Gana el primer Balón de Oro femenino y solo se les ocurre preguntarle si sabe bailar twerking

El productor francés y DJ de la gala Martin Solveig la invitó a perrear tras recoger el premio que la acredita como mejor futbolista del 2018

La edición celebrada el lunes en París del prestigioso galardón del Balón de Oro, que desde 1956 y mediante las votaciones de periodistas especializados de todo el mundo reconoce a los mejores futbolistas del año, estuvo marcada por la polémica. Y no, no hablamos del manido debate sobre si Modric, ganador del premio en la categoría masculina, lo merecía realmente o no. Hablamos del comentario machista que el productor francés Martin Solveig, DJ de la gala, le soltó a Ada Stolsmo Hegerberg, delantera noruega del Olympique de Lyon y ganadora del primer Balón de Oro femenino con el nuevo formato.

En concreto, y tras recoger el galardón notablemente entusiasmada, Hegerberg tuvo que enfrentarse a un pregunta a la que ningún futbolista masculino que levante el premio tendrá que enfrentarse nunca: “¿Sabes bailar twerking?” La respuesta de Hegerberg, un “no” rotundo acompañado de una cara visiblemente molesta, fue suficiente para constatar que aquella pregunta estaba fuera, pero fuerísima de lugar. Ada Hegerberg no es bailarina. Es futbolista, una tremendamente buena cuyas actuaciones fueron esenciales para que su club levantara el pasado año la Liga de Campeones Femenina de la UEFA.

Pero claro, es una mujer y, en consecuencia, debe querer bailar y ser provocativa. O al menos así debió pensarlo Solveig antes de formular su pregunta. Una que, por suerte, no pasó desapercibida para las redes sociales, que estallaron contra el productor francés de manera inmediata. “Acaba de ganar el Balón de Oro y le preguntan si sabe hacer twerking. La cara de hartazgo de @AdaStolsmo lo dice todo”, comentaba indignada la usuaria @Mamen_Hidalgo. “Te acaban de joder uno de los momentos de tu vida como futbolista y parece que lo peor es que está acostumbrada. Qué vergüenza ajena”, denunciaba @nacho8gonz.
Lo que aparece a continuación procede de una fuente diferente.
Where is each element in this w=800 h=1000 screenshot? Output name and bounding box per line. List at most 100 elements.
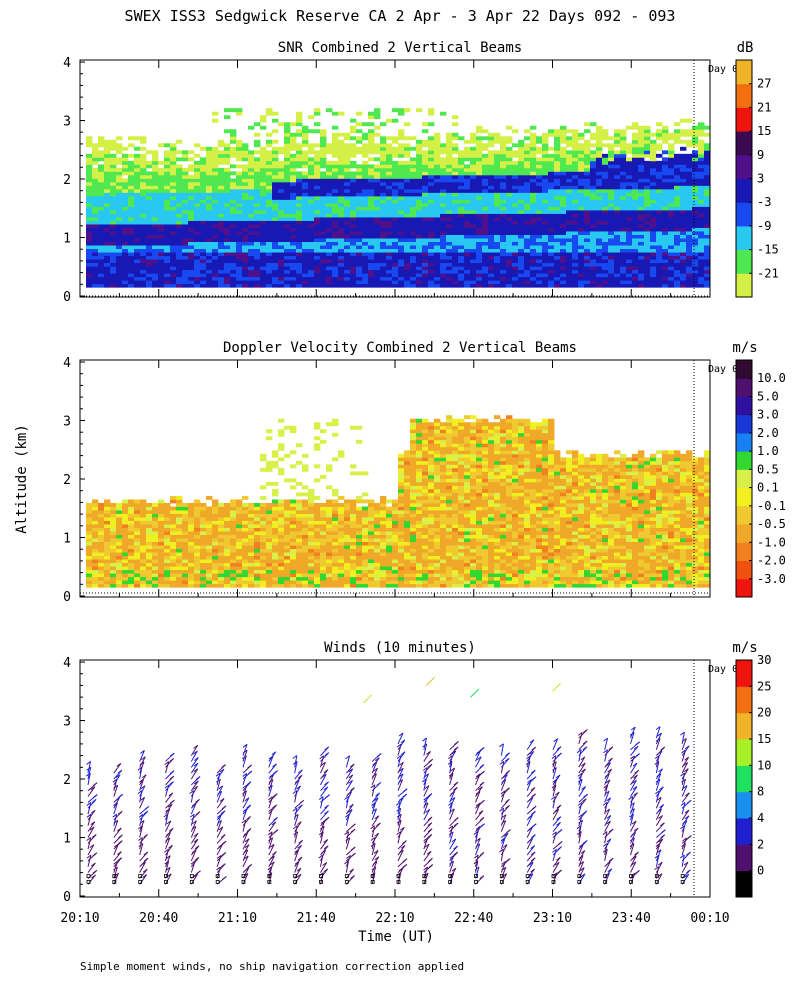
heatmap-cell bbox=[566, 276, 573, 281]
heatmap-cell bbox=[188, 262, 195, 267]
heatmap-cell bbox=[470, 262, 477, 267]
heatmap-cell bbox=[152, 531, 159, 535]
heatmap-cell bbox=[170, 241, 177, 246]
heatmap-cell bbox=[398, 227, 405, 232]
heatmap-cell bbox=[212, 269, 219, 274]
heatmap-cell bbox=[650, 241, 657, 246]
heatmap-cell bbox=[104, 164, 111, 169]
heatmap-cell bbox=[584, 199, 591, 204]
heatmap-cell bbox=[428, 146, 435, 151]
heatmap-cell bbox=[332, 273, 339, 278]
heatmap-cell bbox=[212, 167, 219, 172]
heatmap-cell bbox=[686, 118, 693, 123]
heatmap-cell bbox=[164, 150, 171, 155]
heatmap-cell bbox=[104, 283, 111, 288]
heatmap-cell bbox=[92, 202, 99, 207]
heatmap-cell bbox=[104, 538, 111, 542]
heatmap-cell bbox=[242, 283, 249, 288]
heatmap-cell bbox=[362, 269, 369, 274]
heatmap-cell bbox=[446, 195, 453, 200]
heatmap-cell bbox=[398, 171, 405, 176]
heatmap-cell bbox=[476, 234, 483, 239]
heatmap-cell bbox=[686, 269, 693, 274]
heatmap-cell bbox=[146, 195, 153, 200]
heatmap-cell bbox=[524, 213, 531, 218]
heatmap-cell bbox=[170, 534, 177, 539]
heatmap-cell bbox=[410, 178, 417, 183]
heatmap-cell bbox=[224, 283, 231, 288]
heatmap-cell bbox=[542, 252, 549, 257]
heatmap-cell bbox=[206, 195, 213, 200]
heatmap-cell bbox=[302, 269, 309, 274]
heatmap-cell bbox=[380, 188, 387, 193]
heatmap-cell bbox=[242, 241, 249, 246]
heatmap-cell bbox=[122, 513, 129, 518]
heatmap-cell bbox=[200, 580, 207, 585]
heatmap-cell bbox=[332, 199, 339, 204]
heatmap-cell bbox=[260, 157, 267, 162]
heatmap-cell bbox=[680, 132, 687, 137]
heatmap-cell bbox=[368, 115, 375, 120]
heatmap-cell bbox=[182, 185, 189, 190]
heatmap-cell bbox=[500, 174, 507, 179]
heatmap-cell bbox=[110, 276, 117, 281]
heatmap-cell bbox=[440, 252, 447, 257]
heatmap-cell bbox=[368, 234, 375, 239]
heatmap-cell bbox=[110, 527, 117, 532]
heatmap-cell bbox=[146, 545, 153, 550]
heatmap-cell bbox=[170, 213, 177, 218]
heatmap-cell bbox=[266, 255, 273, 260]
heatmap-cell bbox=[98, 569, 105, 574]
heatmap-cell bbox=[344, 157, 351, 162]
heatmap-cell bbox=[98, 185, 105, 190]
heatmap-cell bbox=[116, 195, 123, 200]
heatmap-cell bbox=[338, 150, 345, 155]
heatmap-cell bbox=[464, 252, 471, 257]
heatmap-cell bbox=[230, 150, 237, 155]
heatmap-cell bbox=[602, 280, 609, 285]
heatmap-cell bbox=[242, 195, 249, 200]
heatmap-cell bbox=[278, 195, 285, 200]
heatmap-cell bbox=[104, 576, 111, 581]
heatmap-cell bbox=[248, 125, 255, 130]
heatmap-cell bbox=[428, 143, 435, 148]
heatmap-cell bbox=[674, 206, 681, 211]
heatmap-cell bbox=[272, 146, 279, 151]
heatmap-cell bbox=[116, 524, 123, 528]
heatmap-cell bbox=[128, 499, 135, 504]
heatmap-cell bbox=[566, 185, 573, 190]
heatmap-cell bbox=[338, 111, 345, 116]
heatmap-cell bbox=[206, 178, 213, 183]
heatmap-cell bbox=[434, 224, 441, 228]
heatmap-cell bbox=[590, 192, 597, 197]
heatmap-cell bbox=[182, 206, 189, 211]
heatmap-cell bbox=[182, 238, 189, 242]
heatmap-cell bbox=[164, 174, 171, 179]
colorbar-swatch bbox=[736, 225, 752, 251]
heatmap-cell bbox=[164, 555, 171, 560]
heatmap-cell bbox=[104, 266, 111, 271]
heatmap-cell bbox=[392, 259, 399, 264]
heatmap-cell bbox=[566, 252, 573, 257]
heatmap-cell bbox=[698, 269, 705, 274]
heatmap-cell bbox=[266, 167, 273, 172]
heatmap-cell bbox=[392, 181, 399, 186]
heatmap-cell bbox=[182, 220, 189, 225]
heatmap-cell bbox=[92, 255, 99, 260]
heatmap-cell bbox=[158, 273, 165, 278]
heatmap-cell bbox=[164, 517, 171, 521]
heatmap-cell bbox=[314, 210, 321, 214]
heatmap-cell bbox=[554, 185, 561, 190]
heatmap-cell bbox=[356, 224, 363, 228]
heatmap-cell bbox=[182, 506, 189, 511]
heatmap-cell bbox=[422, 259, 429, 264]
heatmap-cell bbox=[464, 146, 471, 151]
heatmap-cell bbox=[212, 195, 219, 200]
heatmap-cell bbox=[230, 202, 237, 207]
heatmap-cell bbox=[452, 217, 459, 221]
heatmap-cell bbox=[590, 238, 597, 242]
heatmap-cell bbox=[560, 245, 567, 250]
heatmap-cell bbox=[200, 146, 207, 151]
heatmap-cell bbox=[260, 146, 267, 151]
heatmap-cell bbox=[584, 206, 591, 211]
Estas reacciones, simultáneas en todos los países e idiomas, colapsaron el Twitter de Martin Solveig, que decidió publicar un vídeo disculpándose mediante una excusa muy poco convincente: “Estoy asombrado por lo que he leído en internet. Todo viene de una distorsión de mi nivel de inglés y de cultura en inglés. No quería ofender a nadie ni pensaba que nadie lo pudiera ver como una ofensa. Fue una broma, probablemente de las malas, y por eso me quiero disculpar con todo el que se haya sentido ofendido. Lo siento”, escribía el productor en el mediodía de ayer.
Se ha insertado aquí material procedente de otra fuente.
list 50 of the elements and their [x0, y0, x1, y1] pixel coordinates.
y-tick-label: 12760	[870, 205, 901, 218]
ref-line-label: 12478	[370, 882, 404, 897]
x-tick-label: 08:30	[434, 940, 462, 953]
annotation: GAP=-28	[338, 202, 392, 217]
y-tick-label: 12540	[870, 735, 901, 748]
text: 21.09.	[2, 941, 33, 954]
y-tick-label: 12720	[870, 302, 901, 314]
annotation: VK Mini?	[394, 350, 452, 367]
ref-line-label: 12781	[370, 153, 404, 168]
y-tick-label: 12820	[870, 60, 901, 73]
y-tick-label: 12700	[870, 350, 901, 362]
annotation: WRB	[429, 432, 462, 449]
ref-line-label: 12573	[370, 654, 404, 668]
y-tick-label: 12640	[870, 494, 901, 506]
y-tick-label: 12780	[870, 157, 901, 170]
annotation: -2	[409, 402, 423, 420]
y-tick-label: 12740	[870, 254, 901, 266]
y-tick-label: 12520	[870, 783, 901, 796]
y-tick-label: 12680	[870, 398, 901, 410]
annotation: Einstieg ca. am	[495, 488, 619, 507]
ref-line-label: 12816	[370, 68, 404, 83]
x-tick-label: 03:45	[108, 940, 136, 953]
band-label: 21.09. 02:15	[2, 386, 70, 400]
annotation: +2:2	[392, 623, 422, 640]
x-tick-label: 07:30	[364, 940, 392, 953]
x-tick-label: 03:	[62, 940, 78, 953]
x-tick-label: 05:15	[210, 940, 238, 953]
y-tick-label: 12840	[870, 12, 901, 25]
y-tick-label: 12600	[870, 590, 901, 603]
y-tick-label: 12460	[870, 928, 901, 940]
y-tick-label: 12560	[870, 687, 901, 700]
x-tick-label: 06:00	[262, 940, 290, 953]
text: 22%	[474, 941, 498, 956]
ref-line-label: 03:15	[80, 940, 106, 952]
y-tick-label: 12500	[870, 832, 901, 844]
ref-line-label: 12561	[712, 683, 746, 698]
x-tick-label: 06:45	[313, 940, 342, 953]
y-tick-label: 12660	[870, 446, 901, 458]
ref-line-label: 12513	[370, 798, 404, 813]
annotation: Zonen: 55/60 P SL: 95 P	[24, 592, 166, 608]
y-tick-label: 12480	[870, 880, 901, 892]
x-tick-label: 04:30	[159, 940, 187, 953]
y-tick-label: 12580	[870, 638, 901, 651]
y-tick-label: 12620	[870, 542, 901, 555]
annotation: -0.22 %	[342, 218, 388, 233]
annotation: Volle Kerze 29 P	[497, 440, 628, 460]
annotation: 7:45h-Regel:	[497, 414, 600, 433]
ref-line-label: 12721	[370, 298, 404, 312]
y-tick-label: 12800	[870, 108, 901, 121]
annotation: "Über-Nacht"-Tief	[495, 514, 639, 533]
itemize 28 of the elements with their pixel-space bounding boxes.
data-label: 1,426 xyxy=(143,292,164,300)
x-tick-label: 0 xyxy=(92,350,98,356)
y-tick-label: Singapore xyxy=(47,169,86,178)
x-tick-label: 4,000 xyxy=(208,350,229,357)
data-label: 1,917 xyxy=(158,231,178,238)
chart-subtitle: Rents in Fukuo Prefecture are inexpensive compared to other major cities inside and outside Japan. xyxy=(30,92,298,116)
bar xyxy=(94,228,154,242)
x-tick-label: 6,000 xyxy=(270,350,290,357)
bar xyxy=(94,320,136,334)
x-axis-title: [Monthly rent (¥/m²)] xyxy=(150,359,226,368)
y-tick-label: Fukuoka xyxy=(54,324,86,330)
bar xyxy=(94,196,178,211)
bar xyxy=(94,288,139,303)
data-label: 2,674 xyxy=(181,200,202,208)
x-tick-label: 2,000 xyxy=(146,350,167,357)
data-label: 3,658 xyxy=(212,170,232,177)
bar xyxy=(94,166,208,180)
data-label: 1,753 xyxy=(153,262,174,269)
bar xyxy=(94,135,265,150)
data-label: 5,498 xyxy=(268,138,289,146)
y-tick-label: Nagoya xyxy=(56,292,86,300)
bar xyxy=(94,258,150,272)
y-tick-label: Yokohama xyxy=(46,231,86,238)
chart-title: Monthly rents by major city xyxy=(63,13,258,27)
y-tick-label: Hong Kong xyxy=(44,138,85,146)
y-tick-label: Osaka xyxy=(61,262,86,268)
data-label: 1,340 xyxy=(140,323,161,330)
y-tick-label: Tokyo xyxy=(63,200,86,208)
Por su parte, la joven jugadora de la selección noruega intentó quitarle hierro al asunto en unas declaraciones pronunciadas para la BBC tras la finalización de la gala: “Él vino hacia mí después y estaba realmente triste por lo que había pasado. Honestamente, no lo consideré acoso sexual en el momento”. Y esa es la peor noticia: que están tan profundamente arraigados los estereotipos de género que, a veces, ni verdugos ni víctimas son capaces de detectarlos. Una pena que, esta vez, hayan manchado la hazaña de Hegerberg, una futbolista que ya ha hecho historia.